FIG. 1 is a three-view drawing showing the basic structure of the present invention, FIG. 2 is an enlarged view of a reciprocal mode converter used in the embodiment of the present invention, and FIG. 3 is a magnetic garnet embedded in the embodiment of the present invention. FIG. 4 is a perspective view showing a configuration of a conventional bulk optical isolator, and FIG. 5 is a castera.
FIG. 1 is a perspective view showing a configuration of a waveguide type optical isolator proposed by the present inventors. 1, 1 '... polarizer, 2 ... magneto-optical crystal, 3 ... light beam, 4 ... substrate, 5 ... magneto-optical crystal thin film non-reciprocal mode converter, 6 ... magneto-optical crystal thin film reciprocal mode converter , 7
... normal to film surface, 8, 8 '... metal thin film, 9, 9' ...
Mode selector section, 10 ... Non-reciprocal mode conversion section, 11 ...
... Reciprocal mode converter, 12... Clad layer, 13... Core, 14... Stress release groove, 15... Magnetic garnet embedded waveguide, 16. Guide block, 17 ... a magnetic field parallel to the light beam 3 applied by a coil or magnet, 18
... the birefringent principal axis direction of the core part in the reciprocal mode converter, 19 ... the element length l of the magnetic garnet embedded waveguide 15, 20 ... the buried layer, 21 ... the lower clad layer.

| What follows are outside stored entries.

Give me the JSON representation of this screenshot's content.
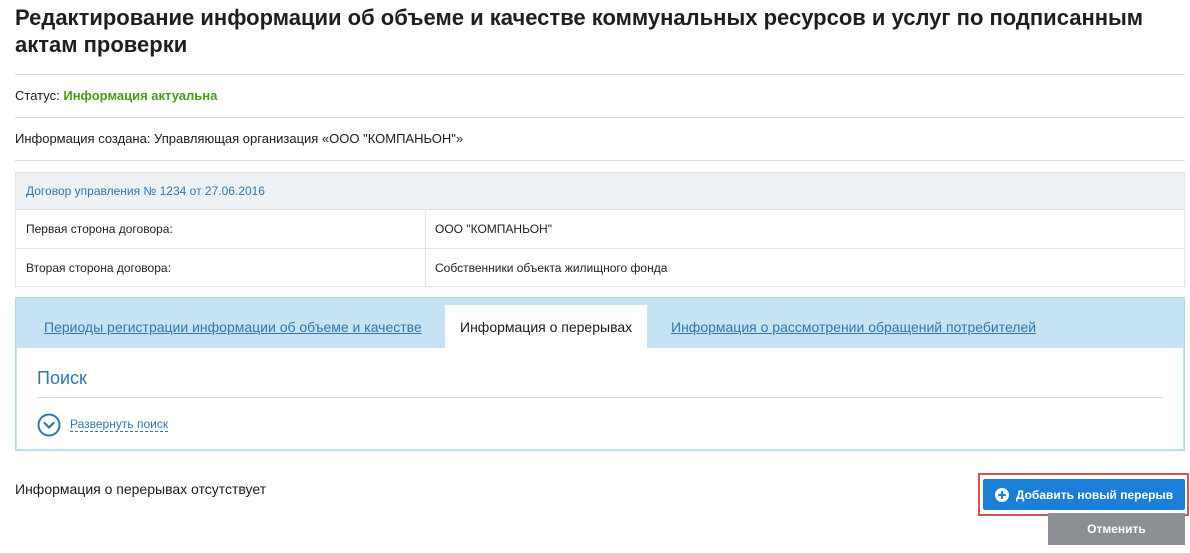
{
  "page": {
    "title": "Редактирование информации об объеме и качестве коммунальных ресурсов и услуг по подписанным актам проверки"
  },
  "status": {
    "label": "Статус:",
    "value": "Информация актуальна",
    "color": "#4b9a1e"
  },
  "created": {
    "text": "Информация создана: Управляющая организация «ООО \"КОМПАНЬОН\"»"
  },
  "contract": {
    "header": "Договор управления № 1234 от 27.06.2016",
    "rows": [
      {
        "label": "Первая сторона договора:",
        "value": "ООО \"КОМПАНЬОН\""
      },
      {
        "label": "Вторая сторона договора:",
        "value": "Собственники объекта жилищного фонда"
      }
    ]
  },
  "tabs": [
    {
      "label": "Периоды регистрации информации об объеме и качестве",
      "active": false
    },
    {
      "label": "Информация о перерывах",
      "active": true
    },
    {
      "label": "Информация о рассмотрении обращений потребителей",
      "active": false
    }
  ],
  "search": {
    "title": "Поиск",
    "expand_label": "Развернуть поиск",
    "expand_icon": "chevron-down-circle-icon"
  },
  "empty_message": "Информация о перерывах отсутствует",
  "actions": {
    "add_label": "Добавить новый перерыв",
    "add_icon": "plus-circle-icon",
    "cancel_label": "Отменить"
  },
  "colors": {
    "accent": "#2f76b1",
    "primary_button": "#1b7fd8",
    "secondary_button": "#8b8f93",
    "highlight_frame": "#d9534f",
    "tabs_background": "#c6e2f5"
  }
}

Continuation of the front page (56) References JP-A-58-221810 (JP, A) JP-A-63-147114 (JP, A) JP-A-64-19309 (JP, A) (58) Fields investigated (Int) .Cl. ⁶ , DB name) G02B 6/12

Claims (1)

(57) [Claims] 1. A three-dimensional buried quartz glass single mode waveguide in which a quartz glass core is buried in a quartz glass clad layer formed on a substrate. A reciprocal mode converter in which a stress release groove of a predetermined length is formed by removing a part of the clad layer in the vicinity, a non-reciprocal mode converter including a buried single mode waveguide of magnetic garnet, A mode selector formed by loading a metal thin film on the cladding layer at the light incident end and light output end of the quartz-based single mode waveguide, wherein the non-reciprocal mode converter is the reciprocal mode converter. A waveguide type, which is mounted on a fitting groove formed on the substrate at the same time as the stress release groove between one of the mode selection portions and with a buried layer facing down and fixed after alignment. Light Isolator.